DS gehörte seit jeher zu den stärkeren Herstellern in der Formel, seit einigen Jahren in neuer Partnerschaft als DS Penske. Durch die Partnerschaft mit der Citroen-Tochtermarke ist es für Penske nach schwierigen Jahren wieder aufwärts gegangen, auch wenn sie im Vorjahr noch hinter den Porsche- und Jaguar-Teams zurückstehen mussten. Ähnlich sah es beim Wintertest in Valencia aus. Die beiden vormaligen FE-Champions Stoffel Vandoorne und Jean-Eric Vergne (weiterhin der einzige Pilot mit zwei Meistertiteln)werden aber motiviert sein, das dieses Jahr zu ändern, und dem Duo ist es auch durchaus zuzutrauen.
Mexico City ePrix
Der Mexico City ePrix wird bereits zum achten Mal ausgetragen und gehört damit schon zu den Klassikern im Formel E-Kalender. Gefahren wurde stets auf dem Autodromo Hermanos Rodriguez, allerdings kam nie der lange F1-Kurs zum Einsatz, sondern es wurden verschiedene Variante mit dem kurzen Ovalkurs und dem Abstecher ins Baseball-Stadion gefahren. Seit 2020 biegt das Feld am Ende der ersten Oval-Kehre links ab, fährt ein Stück gegen die F1-Fahrtrichtung, um zu wenden und dann eine längere Anfahrt auf die hakelige Schikane auf der Gegengeraden zu haben. Die ist ein Überholpunkt, aber es geht dann hier auch gern mal der eine oder andere Frontflügel verloren. Nach der Stadionschleife wird die volle „Peraltada“ aka Oval-Kurven 3/4 ohne Schikane gefahren, sodass die Piloten mit Speed auf Start/Ziel ankommen und die dortigen Schikane ebenfalls eine Überholmöglichkeit darstellt.

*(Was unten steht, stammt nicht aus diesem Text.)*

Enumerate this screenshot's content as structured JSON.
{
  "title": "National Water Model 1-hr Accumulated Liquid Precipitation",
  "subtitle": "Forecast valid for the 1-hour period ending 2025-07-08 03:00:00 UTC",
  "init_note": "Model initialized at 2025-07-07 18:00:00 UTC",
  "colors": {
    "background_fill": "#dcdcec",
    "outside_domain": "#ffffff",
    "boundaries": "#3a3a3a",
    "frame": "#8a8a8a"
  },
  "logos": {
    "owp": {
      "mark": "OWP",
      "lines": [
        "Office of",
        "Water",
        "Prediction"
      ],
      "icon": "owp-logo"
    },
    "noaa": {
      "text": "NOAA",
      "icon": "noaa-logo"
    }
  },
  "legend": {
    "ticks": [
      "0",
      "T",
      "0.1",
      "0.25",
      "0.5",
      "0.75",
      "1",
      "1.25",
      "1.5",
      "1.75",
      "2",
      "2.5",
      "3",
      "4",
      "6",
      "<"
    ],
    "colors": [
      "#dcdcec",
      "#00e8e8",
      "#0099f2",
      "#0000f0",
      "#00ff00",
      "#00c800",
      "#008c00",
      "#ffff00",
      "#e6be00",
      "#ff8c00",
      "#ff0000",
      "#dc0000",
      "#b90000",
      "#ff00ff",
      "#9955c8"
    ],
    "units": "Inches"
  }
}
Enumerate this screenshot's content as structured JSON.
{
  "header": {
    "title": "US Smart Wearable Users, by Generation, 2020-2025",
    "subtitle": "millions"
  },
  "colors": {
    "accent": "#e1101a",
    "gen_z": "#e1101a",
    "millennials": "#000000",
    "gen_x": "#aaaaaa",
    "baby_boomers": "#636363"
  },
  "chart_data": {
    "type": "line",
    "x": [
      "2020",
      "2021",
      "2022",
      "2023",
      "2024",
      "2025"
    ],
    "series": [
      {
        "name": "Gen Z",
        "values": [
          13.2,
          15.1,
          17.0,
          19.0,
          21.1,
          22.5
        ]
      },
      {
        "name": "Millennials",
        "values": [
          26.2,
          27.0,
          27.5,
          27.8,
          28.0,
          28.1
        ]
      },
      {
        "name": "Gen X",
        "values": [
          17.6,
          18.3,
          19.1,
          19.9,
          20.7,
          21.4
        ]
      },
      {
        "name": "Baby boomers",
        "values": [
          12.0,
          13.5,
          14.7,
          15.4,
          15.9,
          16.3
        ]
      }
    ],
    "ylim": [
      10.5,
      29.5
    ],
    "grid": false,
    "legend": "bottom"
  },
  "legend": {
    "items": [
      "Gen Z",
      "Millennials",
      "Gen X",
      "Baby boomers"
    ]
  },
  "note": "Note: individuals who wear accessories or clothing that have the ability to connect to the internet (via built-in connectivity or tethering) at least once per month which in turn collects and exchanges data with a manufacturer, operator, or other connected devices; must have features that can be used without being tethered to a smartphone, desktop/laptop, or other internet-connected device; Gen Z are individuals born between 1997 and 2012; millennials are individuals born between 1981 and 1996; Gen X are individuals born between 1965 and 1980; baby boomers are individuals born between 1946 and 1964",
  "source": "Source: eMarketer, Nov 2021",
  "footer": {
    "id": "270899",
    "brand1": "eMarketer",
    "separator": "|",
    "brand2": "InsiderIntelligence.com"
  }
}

Lucas di Grassi ist der einzige Pilot mit zwei Siegen in Mexico City, aber die liegen schon etwas zurück. Die beiden letzten Läufe haben Porsche-angetriebene Piloten gewonnen: Pascal Wehrlein bei einem starken Doppelsieg des Werksteams 2022 und 2023 legte Andretti-Pilot Jake Dennis hier den Grundstein für seinen Titelgewinn. Aber auch Mitch Evans im Jaguar hat hier schon einmal gewonnen. Porsche vs. Jaguar – mit je zwei Teams – war das Duell des Vorjahres. Wird es auch das Duell 2024 werden?
Einen ersten Eindruck bekommen wir am Samstagabend um 21 Uhr mitteleuropäischer Zeit. Dann startet der erste ePrix der Jubiläumssaison. Eurosport 2 und DF1 übertragen das Rennen live – jeweils ab 20:30 Uhr. DF1 zeigt zudem das Knockout-Qualifying live ab 16:30 Uhr. Bei Eurosport 2 wird es davon wahrscheinlich vor dem Start Highlights zu sehen geben.
3 Kommentare
Die Formel E wird auch auf dem „neuen“ Free TV-Sender DF1 live übertragen.
Der Autor sollte recherchieren was es mit dem Antrieb von DS und Maserati auf sich hat, und wie die Eigentumsverhältnisse dieser Marken sind. (Hint: Stellantis)
Danke für die Hinweise, ich habe den Text entsprechend aktualisiert!